For several decades, the UC Intermountain Research and Extension Center (IREC) has leased about 100 acres from the Tulelake National Wildlife Refuge for agricultural research. But as a result of last year's drought, irrigation was not allowed in the refuge and many research projects were delayed or postponed. Only about 7.5 acres was available for critical research projects at the center's headquarters, irrigated by an emergency well. From 20 to 25 full projects in a normal year, only about a dozen small projects were undertaken in 2001.
For example, UC Davis agronomist Lee Jackson lost a year of data, and several other cereal researchers had to curtail their work. Likewise, UC Davis vegetable specialist Ron Voss was able to plant on about half the space he was expecting, which “certainly impacted the quantity and quality of work that we were able to do.” He planted 50% fewer varieties, and since the land at headquarters is not typical of actual growing conditions “the results we got weren't as useful to the growers,” Voss says.
When the irrigation water stopped flowing, IREC had actually been in the process of preparing to move research to a new 120-acre site contiguous to the center. "Ironically, the justification to buy the land was the uncertainty of water availability,” IREC superintendent Harry Carlson says. The irrigation cutoff gave center staff time to put in irrigation lines and prepare the site, and the new land is fully populated with field research this year.
—J.B.
Research needs, long-term solutions
To inform future decision-making, Carlson identified several critical research needs for the Klamath Basin. First, better information is needed about the region's fish and their recovery. Regulators have focused on lake levels and river flows because they are manageable, but these “may not be the most important factors,” Carlson says.

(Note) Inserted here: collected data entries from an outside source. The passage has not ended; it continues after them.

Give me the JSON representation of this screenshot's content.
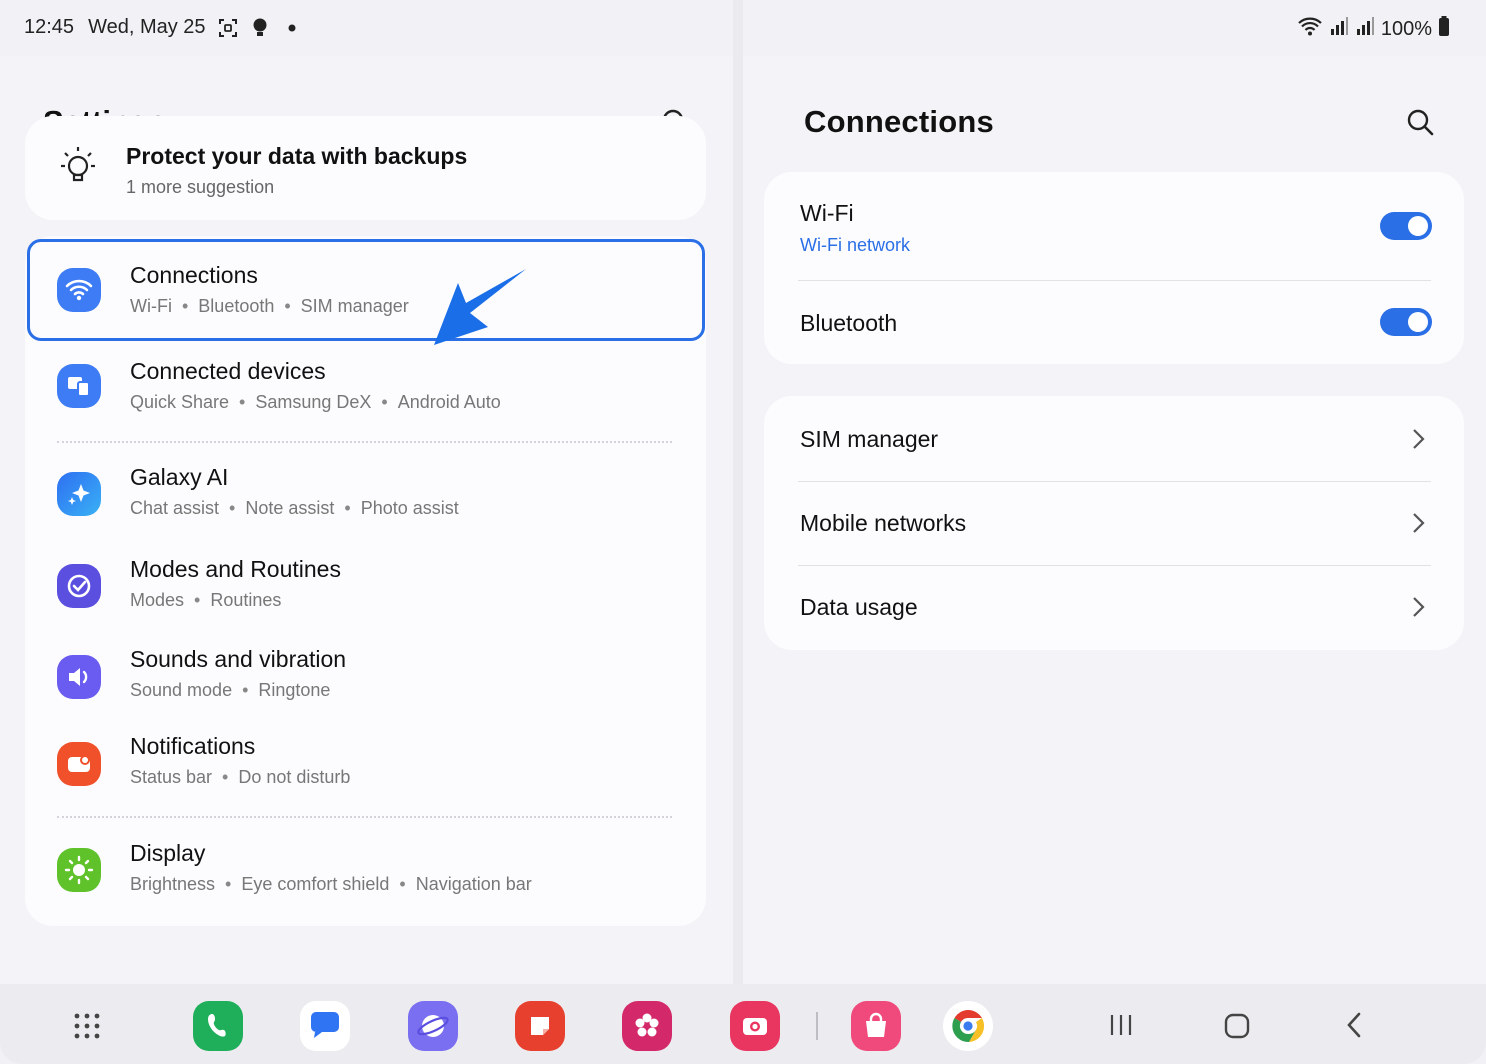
{
  "status_bar": {
    "time": "12:45",
    "date": "Wed, May 25",
    "battery": "100%",
    "icons": [
      "screenshot-icon",
      "bulb-icon",
      "dot-icon",
      "wifi-icon",
      "signal-icon",
      "signal-icon",
      "battery-icon"
    ]
  },
  "left_pane": {
    "title": "Settings",
    "suggestion": {
      "title": "Protect your data with backups",
      "subtitle": "1 more suggestion"
    },
    "items": [
      {
        "title": "Connections",
        "subs": [
          "Wi-Fi",
          "Bluetooth",
          "SIM manager"
        ],
        "icon": "wifi-icon",
        "color": "#3d7cf5"
      },
      {
        "title": "Connected devices",
        "subs": [
          "Quick Share",
          "Samsung DeX",
          "Android Auto"
        ],
        "icon": "devices-icon",
        "color": "#3d7cf5"
      },
      {
        "title": "Galaxy AI",
        "subs": [
          "Chat assist",
          "Note assist",
          "Photo assist"
        ],
        "icon": "sparkle-icon",
        "color": "#2f8cf5"
      },
      {
        "title": "Modes and Routines",
        "subs": [
          "Modes",
          "Routines"
        ],
        "icon": "check-circle-icon",
        "color": "#5b4fe0"
      },
      {
        "title": "Sounds and vibration",
        "subs": [
          "Sound mode",
          "Ringtone"
        ],
        "icon": "volume-icon",
        "color": "#6a5cf0"
      },
      {
        "title": "Notifications",
        "subs": [
          "Status bar",
          "Do not disturb"
        ],
        "icon": "notification-icon",
        "color": "#f0512a"
      },
      {
        "title": "Display",
        "subs": [
          "Brightness",
          "Eye comfort shield",
          "Navigation bar"
        ],
        "icon": "sun-icon",
        "color": "#5fc22a"
      }
    ]
  },
  "right_pane": {
    "title": "Connections",
    "wifi": {
      "title": "Wi-Fi",
      "subtitle": "Wi-Fi network",
      "on": true
    },
    "bluetooth": {
      "title": "Bluetooth",
      "on": true
    },
    "links": [
      "SIM manager",
      "Mobile networks",
      "Data usage"
    ]
  },
  "dock": {
    "apps": [
      "apps-grid-icon",
      "phone-icon",
      "messages-icon",
      "internet-icon",
      "notes-icon",
      "gallery-icon",
      "camera-icon",
      "store-icon",
      "chrome-icon"
    ],
    "nav": [
      "recents-icon",
      "home-icon",
      "back-icon"
    ]
  },
  "colors": {
    "accent": "#2a6fe6",
    "background": "#f2f2f6",
    "card": "#fcfcfe"
  }
}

Second, better information is needed on the entire Klamath Basin ecosystem so that decisions can be made on a broader basis than what is good for single species. “Water being sent downstream for the salmon was being taken away from bald eagles,” Carlson notes.

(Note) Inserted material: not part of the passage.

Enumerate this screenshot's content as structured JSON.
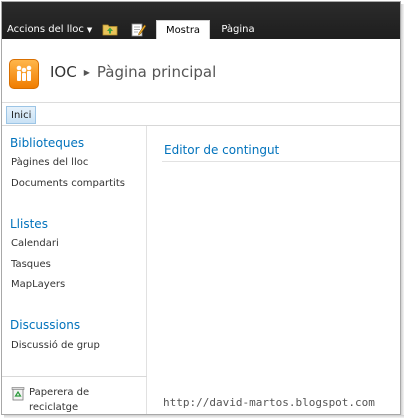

Third, more research should focus on restoration ecology of entire watersheds: “What happened here is an example of how badly we need that information,” Carlson says.
Fourth, Carlson says interagency cooperation and coordination must be improved. In the Klamath Basin, as many as 30 federal, state, tribal and local public agencies have been working “almost at cross-purposes.”
According to fish expert Moyle, one of the most important research needs is a standardized annual monitoring program for fish and water quality. “The data is so fragmented right now,” he says.
The Klamath Basin situation is so complex and contentious that Moyle also recommends a comprehensive effort along the lines of CALFED, the federal-state interagency consortium that has been working since 1995 to resolve water-use conflicts in the San Francisco Bay-San Joaquin Delta region. In March 2002, President Bush appointed the Klamath River Basin Federal Working Group, which includes the secretaries of Agriculture, Commerce and Interior.
Proposed solutions to the Klamath Basin's water conundrum include a federal buyout of farmland from willing sellers, the promotion of irrigation improvements and less water-intensive crops, federal assistance to diversify the regional economy and the establishment of water banks. Environmental organizations are calling for a comprehensive wetlands and habitat restoration plan on the scale of the current effort to save the Florida Everglades.
Carlson believes that stakeholders in the region are moving toward a more coordinated response. “The crisis was a wakeup call that this is serious and decisions have wide-ranging impacts,” he says. “The stakeholders are determined to develop more of a planned response so future water shortages don't come as such a drastic shock.”